Most problematic of all, the OSP often chose to believe reports that trained intelligence officers considered unreliable or downright false. In particular it gave great credence to reports from the Iraqi National Congress, whose leader was the Administration-backed Ahmed Chalabi…
For the most part, the problems discussed so far have more to do with the methods of Administration officials than with their motives, which were often misguided and dangerous, but were essentially well-intentioned. The one action for which I cannot hold Administration officials blameless is their distortion of intelligence estimates when making the public case for going to war.
As best I can tell, these officials were guilty not of lying but of creative omission. They discussed only those elements of intelligence estimates that served their cause. This was particularly apparent in regard to the time frame for Iraq's acquisition of a nuclear weapon—the issue that most alarmed the American public and the rest of the world. Remember that the NIE said that Iraq was likely to have a nuclear weapon in five to seven years if it had to produce the fissile material indigenously, and that it might have one in less than a year if it could obtain the material from a foreign source. The intelligence community considered it highly unlikely that Iraq would be able to obtain weapons-grade material from a foreign source; it had been trying to do so for twenty-five years with no luck. However, time after time senior Administration officials discussed only the worst-case, and least likely, scenario, and failed to mention the intelligence community's most likely scenario.
Sunday, February 01, 2004
I think the aim, and certainly the aim of what I've tried to do since leaving, is not political and certainly not a witch hunt at individuals; it's to try to direct our attention at what I believe is a fundamental fault analysis that we must now examine.
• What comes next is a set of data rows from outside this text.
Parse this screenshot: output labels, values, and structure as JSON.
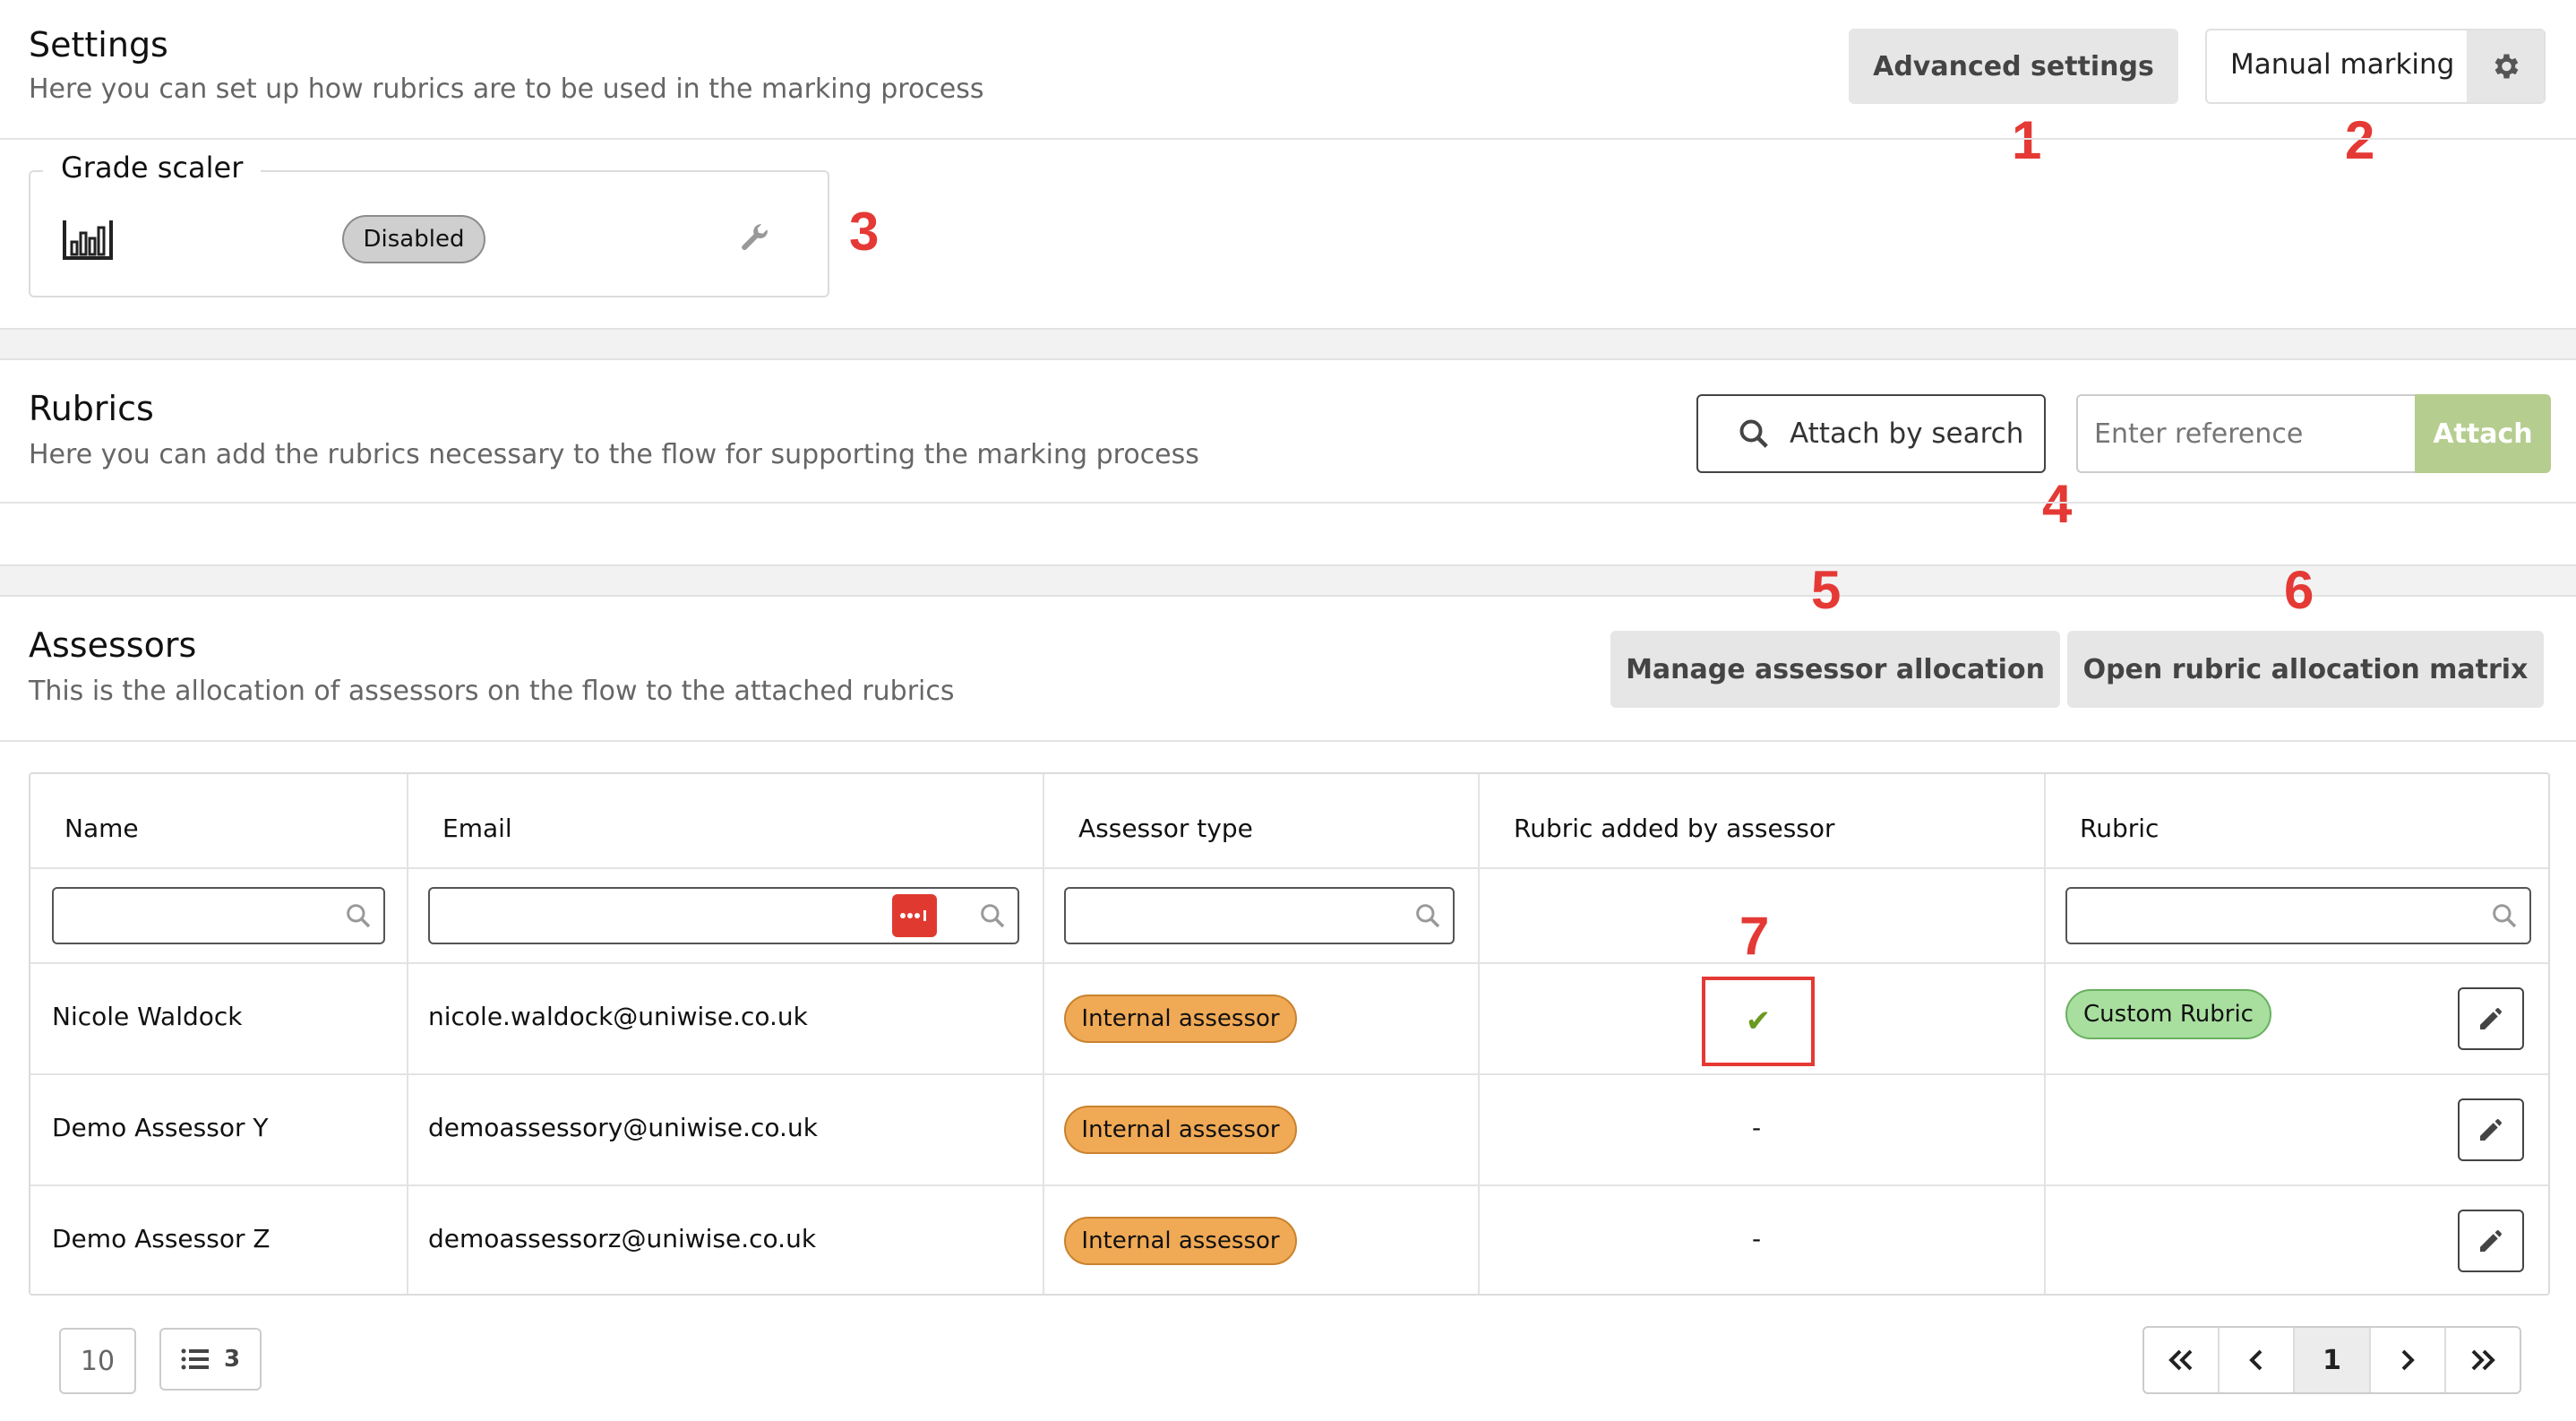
{
  "settings": {
    "title": "Settings",
    "subtitle": "Here you can set up how rubrics are to be used in the marking process",
    "advanced_settings_label": "Advanced settings",
    "manual_marking_label": "Manual marking",
    "grade_scaler": {
      "legend": "Grade scaler",
      "status": "Disabled"
    }
  },
  "rubrics": {
    "title": "Rubrics",
    "subtitle": "Here you can add the rubrics necessary to the flow for supporting the marking process",
    "attach_by_search_label": "Attach by search",
    "reference_placeholder": "Enter reference",
    "attach_label": "Attach"
  },
  "assessors": {
    "title": "Assessors",
    "subtitle": "This is the allocation of assessors on the flow to the attached rubrics",
    "manage_allocation_label": "Manage assessor allocation",
    "open_matrix_label": "Open rubric allocation matrix",
    "columns": [
      "Name",
      "Email",
      "Assessor type",
      "Rubric added by assessor",
      "Rubric"
    ],
    "rows": [
      {
        "name": "Nicole Waldock",
        "email": "nicole.waldock@uniwise.co.uk",
        "type": "Internal assessor",
        "rubric_added": "✔",
        "rubric": "Custom Rubric"
      },
      {
        "name": "Demo Assessor Y",
        "email": "demoassessory@uniwise.co.uk",
        "type": "Internal assessor",
        "rubric_added": "-",
        "rubric": ""
      },
      {
        "name": "Demo Assessor Z",
        "email": "demoassessorz@uniwise.co.uk",
        "type": "Internal assessor",
        "rubric_added": "-",
        "rubric": ""
      }
    ]
  },
  "pagination": {
    "page_size": "10",
    "row_count": "3",
    "current_page": "1"
  },
  "markers": [
    "1",
    "2",
    "3",
    "4",
    "5",
    "6",
    "7"
  ],
  "colors": {
    "marker_red": "#e53935",
    "attach_green": "#b5cd8f",
    "badge_orange": "#f0a955",
    "badge_green": "#a8df9f"
  }
}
Now, let me take one of the explanations most commonly given. Analysts were pressured to reach conclusions that would fit the political agenda of one or another administration. I deeply think that is a wrong explanation.
As a leader of the effort of the Iraqi Survey Group, I spent most of my days not out in the field leading inspections; it's typically what you do at that level. I was trying to motivate, direct, find strategies. In the course of doing that, I had innumerable analysts who came to me in apology that the world that we were finding was not the world that they had thought existed and that they had estimated. Reality on the ground differed in advance.
And never, not in a single case, was the explanation, "I was pressured to do this." The explanation was very often the limited data we had led one to reasonably conclude this; I now see that there's another explanation for it I didn't, and each case was different. But the conversations were sufficiently in depth and our relationship was sufficiently frank that I'm convinced that at least to the analysts I dealt with I did not come across a single one that felt it had been, in the military term, "inappropriate command influence" that led them to take that position. It was not that. It was the honest difficulty based on the intelligence that had -- the information that had been collected that led the analysts to that conclusion.
And you know, almost in a perverse way, I wish it had been undue influence, because we know how to correct that. We get rid of the people who in fact were exercising that. The fact that it wasn't tells me that we've got a much more fundamental problem of understanding what went wrong.